Blight and Discretionary Purchase some useful info
To give some insight into Blight and Discretionary Purchase. There are many people now having to deal with the awful process of losing their home to HE due to the proposed crossing. This does not however mean this crossing has been given approval. The Supplementary Consultation runs from Jan 29th – March 25th 2020. Even after the consultation has finished HE still do not have permission to issue Compulsory Purchase Orders (CPOs) on anyone, they have to apply for and be granted a Development Consent Order.(http://www.bettertransport.org.uk/sites/default/files/pdfs/companion-planning-process.pdf)
Homes that will be hit with a Compulsory Purchase Order if the crossing goes ahead will obviously suffer blight from the day of the announcement and if people want to move but are unable to sell or unable to get a realistic price they can negotiate with HE to purchase their property. There are now many properties that have been granted blight. Again this doesn’t mean that HE have the DCO for the LTC. HE have a portfolio of hundreds of properties around the country where they have bought them under blight, and then for whatever reason no longer need them for schemes.
Only those within the development boundary are eligible for blight currently, outside of that it’s classed as discretionary purchase which currently Highways England are accepting in certain situations at this time.
If anyone is in doubt we would recommend contacting Highways England or a lawyer for further info.
We fully appreciate how distressing these circumstances can be, and the impact it can have on people’s mental health and well-being, and therefore also share The Samaritans phone number – 116 123(free anytime from any phone) for those who may feel the need. Please do reach out to someone if you need to.
Highways England Documents on Blight and Discretionary PurchaseYour property and blight
This can be downloaded from:
At the September 2018 LTC Task Force meeting the worry and confusion for people who have received a CPO or blight notice was raised. We were advised that residents with Home Insurance legal cover under their policy could contact their insurance provider for some advice on this issue.
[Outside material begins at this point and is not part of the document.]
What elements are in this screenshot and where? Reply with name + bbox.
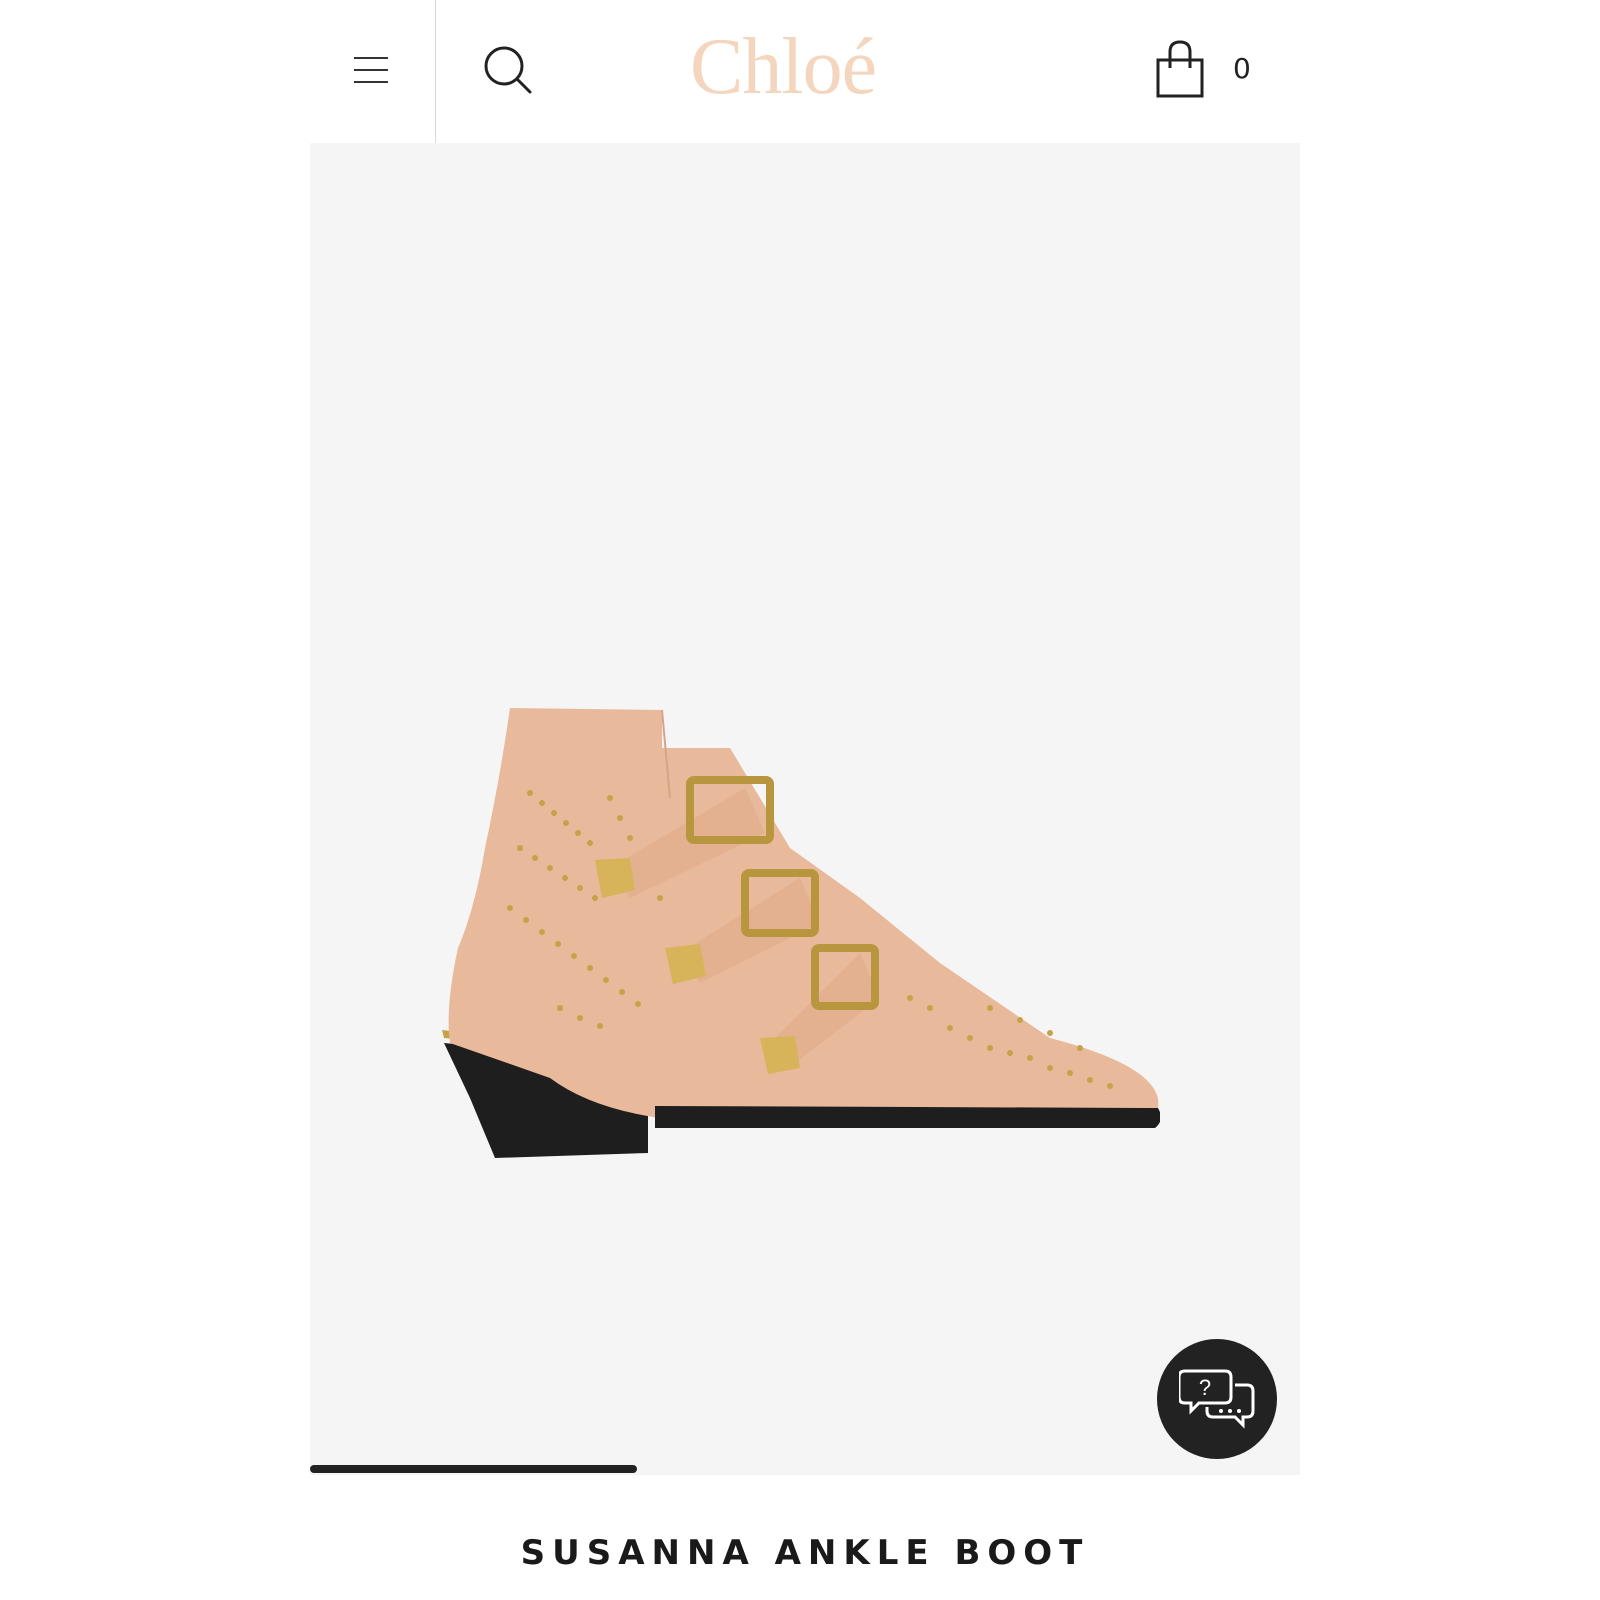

Citizens Advice was another route for free information and possible assistance.
14/12/18 UPDATE – We would like to point out that we at TCAG are not legal experts, we are simply sharing the following info that has been bought to our attention, we would always advise seeking professional legal advice if needs be.
We have been advised by HE that the Royal Institute of Chartered Surveyors (RICS) offer a free service whereby you can call and ask to be get some advice on Compulsory purchase and compensation – this includes all of the statutory regime of compensation such as Blight and Part 1 etc. They will also provide a list of specialist RICS qualified surveyors who specialize in such matters.
HE normally have initial discussions with people affected and help them to understand what issues and areas of compensation is affecting them particularly so that they can make the most of the free advice.
The RICS can be contacted on by phoning +44 (0)24 7686 8555 or emailing email@example.com.
23/10/18 UPDATE – We would like to point out that we at TCAG are not legal experts, we are simply sharing the following info that has been bought to our attention, we would always advise seeking professional legal advice if needs be.
Any residents who have had letters regarding their property from Highways England, and hold a mortgage on that property may wish to check the terms of their contract. There will usually be a provision in there that the borrower must inform their lender of any issue which could affect the charge. (the charge is the interest the mortgage company have in your property).
So if you find yourself in this position it could be worth looking into things and consider writing to your mortgage provider.
It is also normal for the lender (bank, building society) to have the FIRST charge on a mortgage. That means that if the property is sold, they get their charge paid off first, then the residue goes to the mortgage holder. The term “homeowner” is often misused, because you only really own your home if you have fully paid off any mortgage(s) and charge(s) against the property.